Nor is it true „historical fiction" in the sense of
describing real historical events in fictional form. As a historian, however,
I was careful that the story is
plausible in the context in which it was set.
Sir
Jean of Acre
is set against the background of the final destruction of the Christian
Kingdom of Jerusalem. Although it is a work of fiction, it weaves in many
known facts about the last years of Christian Palestine. The description of the
siege of Acre and the
events leading up to it - the riots, Beaujeu’s attempt to buy the city free, the
accusations of cowardice - are based on contemporary descriptions. Beaujeu’s
death and his words as he withdrew from the line of defence are
recorded. The Temple at Acre
did hold out 10 days longer than the City and the near surrender which turned
instead into a massacre is also history.
There is also evidence that certain „treasures" and individuals escaped from the
Temple in the very last days. Historical characters in the novel
include William de Beaujeu, Jacques de Molay, and Thibald Gaudin. The other
characters are fictional.
The English Templar
describes through
fictional characters the process by which Philip IV of France and Pope Clement V
destroyed the Knights Templar. This is probably one of the most controversial
events in medieval history to capture the modern imagination. There seem to be
no end of books about the Knights Templar and most of these focus on the lurid
final chapters with confessions of sodomy, heresy and idol worship. Tragically,
even modern writers like to believe there "must have been some
grain of truth" to the confessions - although these were admittedly obtained by
gruesome torture and the threat of burning at the stake.
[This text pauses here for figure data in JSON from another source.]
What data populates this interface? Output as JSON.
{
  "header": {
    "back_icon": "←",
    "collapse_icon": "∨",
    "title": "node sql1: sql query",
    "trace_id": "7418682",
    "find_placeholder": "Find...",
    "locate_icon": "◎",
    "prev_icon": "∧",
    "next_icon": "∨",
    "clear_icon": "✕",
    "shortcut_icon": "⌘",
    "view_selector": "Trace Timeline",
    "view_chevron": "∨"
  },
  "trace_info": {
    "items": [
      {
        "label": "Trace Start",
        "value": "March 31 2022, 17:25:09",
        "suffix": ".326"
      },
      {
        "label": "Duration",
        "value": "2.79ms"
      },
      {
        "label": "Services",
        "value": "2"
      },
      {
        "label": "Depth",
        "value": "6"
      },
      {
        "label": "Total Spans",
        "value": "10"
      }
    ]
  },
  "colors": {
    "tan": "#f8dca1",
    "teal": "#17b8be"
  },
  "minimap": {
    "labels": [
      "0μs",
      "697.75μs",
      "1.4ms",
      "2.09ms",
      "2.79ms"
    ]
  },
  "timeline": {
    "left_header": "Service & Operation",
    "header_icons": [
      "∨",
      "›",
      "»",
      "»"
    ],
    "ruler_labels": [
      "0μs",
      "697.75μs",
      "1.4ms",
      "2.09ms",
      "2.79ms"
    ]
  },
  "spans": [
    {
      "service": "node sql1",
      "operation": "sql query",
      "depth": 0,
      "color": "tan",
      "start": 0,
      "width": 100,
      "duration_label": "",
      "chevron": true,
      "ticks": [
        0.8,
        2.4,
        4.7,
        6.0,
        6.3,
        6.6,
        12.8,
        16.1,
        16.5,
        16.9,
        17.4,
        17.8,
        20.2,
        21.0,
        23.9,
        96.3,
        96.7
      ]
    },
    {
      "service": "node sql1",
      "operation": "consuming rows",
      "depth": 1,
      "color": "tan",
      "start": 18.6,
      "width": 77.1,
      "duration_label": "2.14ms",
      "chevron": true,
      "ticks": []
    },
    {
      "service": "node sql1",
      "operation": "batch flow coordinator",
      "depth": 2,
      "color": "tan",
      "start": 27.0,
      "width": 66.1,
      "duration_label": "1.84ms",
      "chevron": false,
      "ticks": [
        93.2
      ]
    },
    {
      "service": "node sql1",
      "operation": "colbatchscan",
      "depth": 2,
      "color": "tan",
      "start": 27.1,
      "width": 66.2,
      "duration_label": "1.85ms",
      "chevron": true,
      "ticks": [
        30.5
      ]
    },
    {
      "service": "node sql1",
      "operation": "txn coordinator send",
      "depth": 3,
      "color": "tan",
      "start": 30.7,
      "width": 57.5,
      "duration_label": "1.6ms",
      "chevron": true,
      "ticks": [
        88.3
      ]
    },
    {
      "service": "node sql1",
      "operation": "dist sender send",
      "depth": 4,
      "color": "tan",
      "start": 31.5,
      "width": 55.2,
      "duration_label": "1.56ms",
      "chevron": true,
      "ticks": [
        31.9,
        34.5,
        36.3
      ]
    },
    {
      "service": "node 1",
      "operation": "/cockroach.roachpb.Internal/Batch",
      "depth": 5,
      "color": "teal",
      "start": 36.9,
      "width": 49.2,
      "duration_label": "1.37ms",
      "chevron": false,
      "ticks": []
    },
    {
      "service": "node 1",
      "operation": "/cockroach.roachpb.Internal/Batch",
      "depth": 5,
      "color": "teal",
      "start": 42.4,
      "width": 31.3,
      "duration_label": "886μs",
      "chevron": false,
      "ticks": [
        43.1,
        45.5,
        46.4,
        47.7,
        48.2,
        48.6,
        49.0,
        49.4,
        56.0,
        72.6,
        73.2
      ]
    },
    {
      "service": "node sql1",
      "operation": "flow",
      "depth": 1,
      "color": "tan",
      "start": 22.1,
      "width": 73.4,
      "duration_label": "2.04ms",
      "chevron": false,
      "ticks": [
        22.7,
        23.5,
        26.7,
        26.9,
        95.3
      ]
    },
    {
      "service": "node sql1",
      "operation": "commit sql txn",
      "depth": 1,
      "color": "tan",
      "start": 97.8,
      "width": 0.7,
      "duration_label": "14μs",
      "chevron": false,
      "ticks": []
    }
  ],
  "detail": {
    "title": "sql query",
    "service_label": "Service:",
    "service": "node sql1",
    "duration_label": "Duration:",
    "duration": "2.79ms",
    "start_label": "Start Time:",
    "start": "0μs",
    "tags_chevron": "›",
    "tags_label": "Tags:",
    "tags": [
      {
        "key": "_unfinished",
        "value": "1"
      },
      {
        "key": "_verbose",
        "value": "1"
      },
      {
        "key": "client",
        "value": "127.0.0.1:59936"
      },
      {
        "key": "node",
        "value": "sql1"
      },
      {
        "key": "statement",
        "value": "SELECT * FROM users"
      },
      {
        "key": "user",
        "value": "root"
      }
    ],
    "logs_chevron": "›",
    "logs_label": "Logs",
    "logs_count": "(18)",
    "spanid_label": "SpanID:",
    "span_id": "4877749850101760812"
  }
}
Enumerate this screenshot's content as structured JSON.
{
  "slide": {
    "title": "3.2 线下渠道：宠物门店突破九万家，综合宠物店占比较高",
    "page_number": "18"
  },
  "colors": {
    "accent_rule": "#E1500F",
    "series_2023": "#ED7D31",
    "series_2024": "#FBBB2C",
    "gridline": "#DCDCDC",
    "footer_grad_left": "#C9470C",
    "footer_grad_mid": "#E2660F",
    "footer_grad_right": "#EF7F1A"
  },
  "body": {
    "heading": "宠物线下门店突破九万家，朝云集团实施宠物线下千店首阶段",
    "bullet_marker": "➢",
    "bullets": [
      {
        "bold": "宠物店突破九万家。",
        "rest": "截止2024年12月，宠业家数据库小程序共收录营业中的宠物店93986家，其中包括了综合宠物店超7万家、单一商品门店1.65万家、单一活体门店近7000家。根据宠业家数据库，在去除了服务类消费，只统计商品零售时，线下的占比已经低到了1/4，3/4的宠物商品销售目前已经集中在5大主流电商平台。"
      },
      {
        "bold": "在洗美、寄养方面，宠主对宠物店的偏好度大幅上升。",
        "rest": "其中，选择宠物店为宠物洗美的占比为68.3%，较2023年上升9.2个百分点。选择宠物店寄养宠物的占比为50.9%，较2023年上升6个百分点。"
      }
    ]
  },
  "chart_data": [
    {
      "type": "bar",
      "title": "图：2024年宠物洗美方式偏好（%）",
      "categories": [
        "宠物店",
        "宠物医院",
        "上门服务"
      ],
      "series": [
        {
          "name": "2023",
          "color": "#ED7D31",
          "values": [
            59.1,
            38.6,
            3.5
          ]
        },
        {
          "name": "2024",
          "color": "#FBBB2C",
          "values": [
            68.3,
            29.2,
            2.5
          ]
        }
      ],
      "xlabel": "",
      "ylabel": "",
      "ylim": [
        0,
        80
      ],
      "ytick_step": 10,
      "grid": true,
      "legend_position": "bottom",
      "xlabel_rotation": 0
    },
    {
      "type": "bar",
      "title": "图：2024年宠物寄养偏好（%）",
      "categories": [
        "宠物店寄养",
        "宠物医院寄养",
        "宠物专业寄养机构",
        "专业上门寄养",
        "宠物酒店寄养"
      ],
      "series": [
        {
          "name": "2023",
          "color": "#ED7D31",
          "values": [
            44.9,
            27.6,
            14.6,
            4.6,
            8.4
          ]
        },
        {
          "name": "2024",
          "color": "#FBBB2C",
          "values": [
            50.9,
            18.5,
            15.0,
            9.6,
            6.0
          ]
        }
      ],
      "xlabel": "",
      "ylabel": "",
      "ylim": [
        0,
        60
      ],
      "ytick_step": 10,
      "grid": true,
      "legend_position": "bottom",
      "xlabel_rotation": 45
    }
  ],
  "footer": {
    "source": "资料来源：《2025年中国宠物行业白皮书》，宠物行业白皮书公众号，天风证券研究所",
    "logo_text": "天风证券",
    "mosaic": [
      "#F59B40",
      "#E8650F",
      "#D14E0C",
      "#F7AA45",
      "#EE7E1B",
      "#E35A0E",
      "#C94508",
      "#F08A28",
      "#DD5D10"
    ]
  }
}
A historical note at the end of
the novel provides readers with a detailed explanation of which aspects of the
novel are based on historical fact and which are pure fiction. It is also a novel with a
theme no less relevant today than in the 14th
Century: it is the story of one man’s struggle for his
own soul. It is a novel about the battle between good and evil, love and hate,
which take place – always and again – in human hearts.